A pilot desalination plant in the Panoche district built by Bay Area startup WaterFX uses solar energy to process drainage water. The system produces distilled water and solid salts and minerals that have value for industry, all for $450 an acre-foot, half the cost of conventional desalination.
“We actually think we can solve the drainage problem,” said company founder and chairman Aaron Mandell. He said the system is well suited to places like Westlands, where farms are undergirded by a vast system of drain pipes, much like a city sewer that can collect the water.
“Some of these districts that have a lot of drain water could actually become net producers of water,” Mandell said. “There’s no limit to the scale we can achieve with this.”
But the full-scale plant scheduled to be built in 2015 would deliver just 2,240 acre-feet annually, a tiny fraction of the Westlands contract for more than a million acre-feet of water from the Central Valley Project. Even Mandell’s plan to process 10 times that amount in five years by building other plants would fall far short of the water that Westlands farms need.
Huge cost
Stanford’s Wara said that if the new technology proves workable, “that would change the ballgame for water in the western United States.” But he was skeptical, noting among other things that the capital cost of plants big enough to handle Westlands drainage would be huge.
The WaterFX demonstration plant was funded with $1 million in state grants and the new plant will cost $30 million; the company is looking for investors.
The Obama administration’s goal is to put an end to the government’s obligation to deal with the problem.
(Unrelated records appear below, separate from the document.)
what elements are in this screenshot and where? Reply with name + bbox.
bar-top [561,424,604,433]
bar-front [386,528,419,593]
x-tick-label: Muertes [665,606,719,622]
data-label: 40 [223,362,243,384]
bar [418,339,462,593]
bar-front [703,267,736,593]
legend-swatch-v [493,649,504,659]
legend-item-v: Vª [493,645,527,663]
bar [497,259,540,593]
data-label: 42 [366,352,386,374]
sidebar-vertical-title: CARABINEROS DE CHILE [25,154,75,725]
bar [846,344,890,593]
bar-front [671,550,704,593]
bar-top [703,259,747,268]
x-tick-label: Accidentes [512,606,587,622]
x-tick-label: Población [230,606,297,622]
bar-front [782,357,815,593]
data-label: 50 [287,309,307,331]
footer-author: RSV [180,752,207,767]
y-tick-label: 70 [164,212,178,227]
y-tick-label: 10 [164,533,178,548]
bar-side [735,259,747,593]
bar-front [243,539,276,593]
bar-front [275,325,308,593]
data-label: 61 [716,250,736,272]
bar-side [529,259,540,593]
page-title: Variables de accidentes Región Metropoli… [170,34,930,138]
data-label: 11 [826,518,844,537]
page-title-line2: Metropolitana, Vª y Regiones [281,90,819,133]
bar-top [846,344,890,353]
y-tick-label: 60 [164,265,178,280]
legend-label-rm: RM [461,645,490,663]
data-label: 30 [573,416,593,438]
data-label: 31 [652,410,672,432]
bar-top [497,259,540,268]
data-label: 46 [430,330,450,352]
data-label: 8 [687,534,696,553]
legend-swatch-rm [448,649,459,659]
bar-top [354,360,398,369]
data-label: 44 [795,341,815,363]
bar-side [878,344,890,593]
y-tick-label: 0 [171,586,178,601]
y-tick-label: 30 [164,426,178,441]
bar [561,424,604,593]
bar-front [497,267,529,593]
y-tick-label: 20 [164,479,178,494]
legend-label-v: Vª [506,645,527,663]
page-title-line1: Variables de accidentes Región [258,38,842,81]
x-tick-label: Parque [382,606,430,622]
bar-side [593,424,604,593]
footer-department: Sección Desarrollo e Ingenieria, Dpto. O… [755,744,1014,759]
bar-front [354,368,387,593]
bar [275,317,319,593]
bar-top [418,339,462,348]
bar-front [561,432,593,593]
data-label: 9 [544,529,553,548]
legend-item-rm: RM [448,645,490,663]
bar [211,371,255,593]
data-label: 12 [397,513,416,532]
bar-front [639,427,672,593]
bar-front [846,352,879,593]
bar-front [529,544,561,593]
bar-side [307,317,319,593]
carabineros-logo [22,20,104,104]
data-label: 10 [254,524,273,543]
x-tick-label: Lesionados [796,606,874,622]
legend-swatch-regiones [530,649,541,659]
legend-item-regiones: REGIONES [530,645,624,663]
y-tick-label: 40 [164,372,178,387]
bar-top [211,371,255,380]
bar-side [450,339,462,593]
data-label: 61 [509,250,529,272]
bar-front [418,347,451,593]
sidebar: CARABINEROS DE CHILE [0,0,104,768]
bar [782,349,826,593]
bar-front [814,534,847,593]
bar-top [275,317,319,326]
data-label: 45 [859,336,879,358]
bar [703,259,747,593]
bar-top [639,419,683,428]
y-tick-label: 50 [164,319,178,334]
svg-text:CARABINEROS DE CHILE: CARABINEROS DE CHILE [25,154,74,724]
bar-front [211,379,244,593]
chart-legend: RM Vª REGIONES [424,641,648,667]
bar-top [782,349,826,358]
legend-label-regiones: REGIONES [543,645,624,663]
The Bureau of Reclamation has settled several San Joaquin Valley drainage claims for large sums in the past. The bureau has also consistently charged farmers less for federal water than is needed to pay the cost of Central Valley Project. That’s why Westlands has $342 miillion in debt that the administration plans to forgive.
Water districts like Westlands are quasi-public agencies created when a group of water users, in this case farmers, form an agency to buy water from the government. They are governed by a board of directors — the Westlands panel is made up of large landowners, many of them from families who settled the area. The district was formed in 1952, and is the largest water district in the nation, covering about 1,000 square miles. The district derives its revenue from water sales to its farmers.
Wara said Westlands farmers probably cannot repay the debt the district incurred for bringing Central Valley Project water to the district, because environmental restrictions have led to water cutbacks.
For that reason, he said, it makes sense for the government to write off the debt as a “stranded asset.” The question is what taxpayers should demand in return in the way of land retirement.
Dealing with damage
Critics also want the deal to spell out clearly what Westlands plans to do with the polluted drainage. Westlands is developing solar-energy parks on some of the impaired land.
Wara described the Bureau of Reclamation as an agency so close to its water contractors that it “simply cannot be trusted to ‘negotiate’ with its ‘clients’ without some form of oversight or transparency. If that isn’t happening, and it sure doesn’t seem like it is, then that’s a big problem.”
Several Westlands officials are former bureau officials, Wara said. He also questioned how Westlands can be held responsible for the astronomical cost of handling the drainage once the government washes its hands of the problem.
“Let’s just say it’s $2 billion,” Wara said. “It’s not clear to me how you would structure a contract that would force Westlands to spend the money necessary to really manage the problem on the lands they continue to irrigate.”
Even with such high-value crops as wine grapes and almonds, he said, “how much of that money can they really spend on this drainage issue … before farmers decide to get out of the business of farming?”
Diener said the drainage problem “costs money, no doubt. But what’s agriculture worth?”